MacGregor, ensconced opposite in the other antique plastic settle, responded with a feeble smile. ‘Cheers, sir!’ he said, sipping his glass of unadulterated tonic water without enthusiasm and finding scant comfort in the knowledge that one of the partnership at least would have a clear head for the afternoon.
‘Best beer for five miles around!’ claimed Dover. It wasn’t true. The only reason the chief inspector patronised this rather dirty and inconvenient pub was that it was the sole establishment within reasonable range of Scotland Yard that wasn’t haunted by hordes of thirsty policemen. Dover lived in the constant fear that one day he would be called upon to stand his round and so he took what precautions he could.
‘A cigarette, sir?’
Dover accepted, but only under duress. ‘I can’t think why you don’t buy yourself some decent fags,’ he grumbled.

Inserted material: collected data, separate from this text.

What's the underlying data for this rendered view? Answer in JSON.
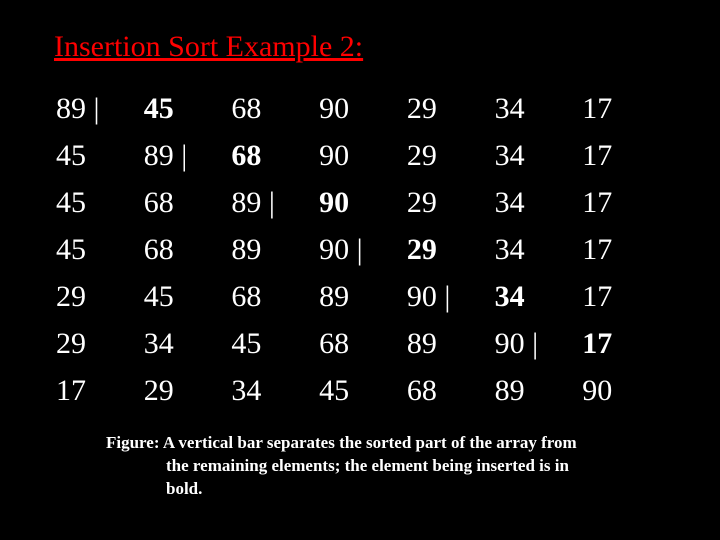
{
  "title": "Insertion Sort Example 2:",
  "rows": [
    [
      {
        "t": "89 |",
        "b": false
      },
      {
        "t": "45",
        "b": true
      },
      {
        "t": "68",
        "b": false
      },
      {
        "t": "90",
        "b": false
      },
      {
        "t": "29",
        "b": false
      },
      {
        "t": "34",
        "b": false
      },
      {
        "t": "17",
        "b": false
      }
    ],
    [
      {
        "t": "45",
        "b": false
      },
      {
        "t": "89 |",
        "b": false
      },
      {
        "t": "68",
        "b": true
      },
      {
        "t": "90",
        "b": false
      },
      {
        "t": "29",
        "b": false
      },
      {
        "t": "34",
        "b": false
      },
      {
        "t": "17",
        "b": false
      }
    ],
    [
      {
        "t": "45",
        "b": false
      },
      {
        "t": "68",
        "b": false
      },
      {
        "t": "89 |",
        "b": false
      },
      {
        "t": "90",
        "b": true
      },
      {
        "t": "29",
        "b": false
      },
      {
        "t": "34",
        "b": false
      },
      {
        "t": "17",
        "b": false
      }
    ],
    [
      {
        "t": "45",
        "b": false
      },
      {
        "t": "68",
        "b": false
      },
      {
        "t": "89",
        "b": false
      },
      {
        "t": "90 |",
        "b": false
      },
      {
        "t": "29",
        "b": true
      },
      {
        "t": "34",
        "b": false
      },
      {
        "t": "17",
        "b": false
      }
    ],
    [
      {
        "t": "29",
        "b": false
      },
      {
        "t": "45",
        "b": false
      },
      {
        "t": "68",
        "b": false
      },
      {
        "t": "89",
        "b": false
      },
      {
        "t": " 90 |",
        "b": false
      },
      {
        "t": "34",
        "b": true
      },
      {
        "t": "17",
        "b": false
      }
    ],
    [
      {
        "t": "29",
        "b": false
      },
      {
        "t": "34",
        "b": false
      },
      {
        "t": "45",
        "b": false
      },
      {
        "t": "68",
        "b": false
      },
      {
        "t": "89",
        "b": false
      },
      {
        "t": " 90 |",
        "b": false
      },
      {
        "t": "17",
        "b": true
      }
    ],
    [
      {
        "t": "17",
        "b": false
      },
      {
        "t": "29",
        "b": false
      },
      {
        "t": "34",
        "b": false
      },
      {
        "t": "45",
        "b": false
      },
      {
        "t": "68",
        "b": false
      },
      {
        "t": " 89",
        "b": false
      },
      {
        "t": " 90",
        "b": false
      }
    ]
  ],
  "caption_line1": "Figure: A vertical bar separates the sorted part of the array from",
  "caption_line2": "the remaining elements; the element being inserted is in",
  "caption_line3": "bold."
}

‘These are all I can afford, sir.’
‘That Gallagher chap must have made a packet out of bigamy,’ said Dover enviously. ‘Talk about money for bloody jam!’
‘It sounded more like the dickens of a lot of hard work, the way he told it, sir. And the risks! Why, he’d got six women at the end, all coming from more or less the same social stratum and all thinking they were married to him. No wonder it all came unstuck. I’d love to have been at Badminton, though, when Numbers Two and hive spotted him arming a prospective Number Seven around.’ MacGregor took another mouthful of tonic. ‘Serves him right for picking all his women from the horsey set.’
Dover dried off his moustache with the back of his hand. ‘Horses? I thought you played badminton with a bat and one of those shuttlecock things.’
MacGregor had neither the strength nor the inclination to start teaching Dover the facts of sporting life and he changed the subject slightly, hoping that old bird-brain wouldn’t notice. ‘Did you believe Archie Gallagher, sir? About not being mixed up in any way with the Claret Tappers?’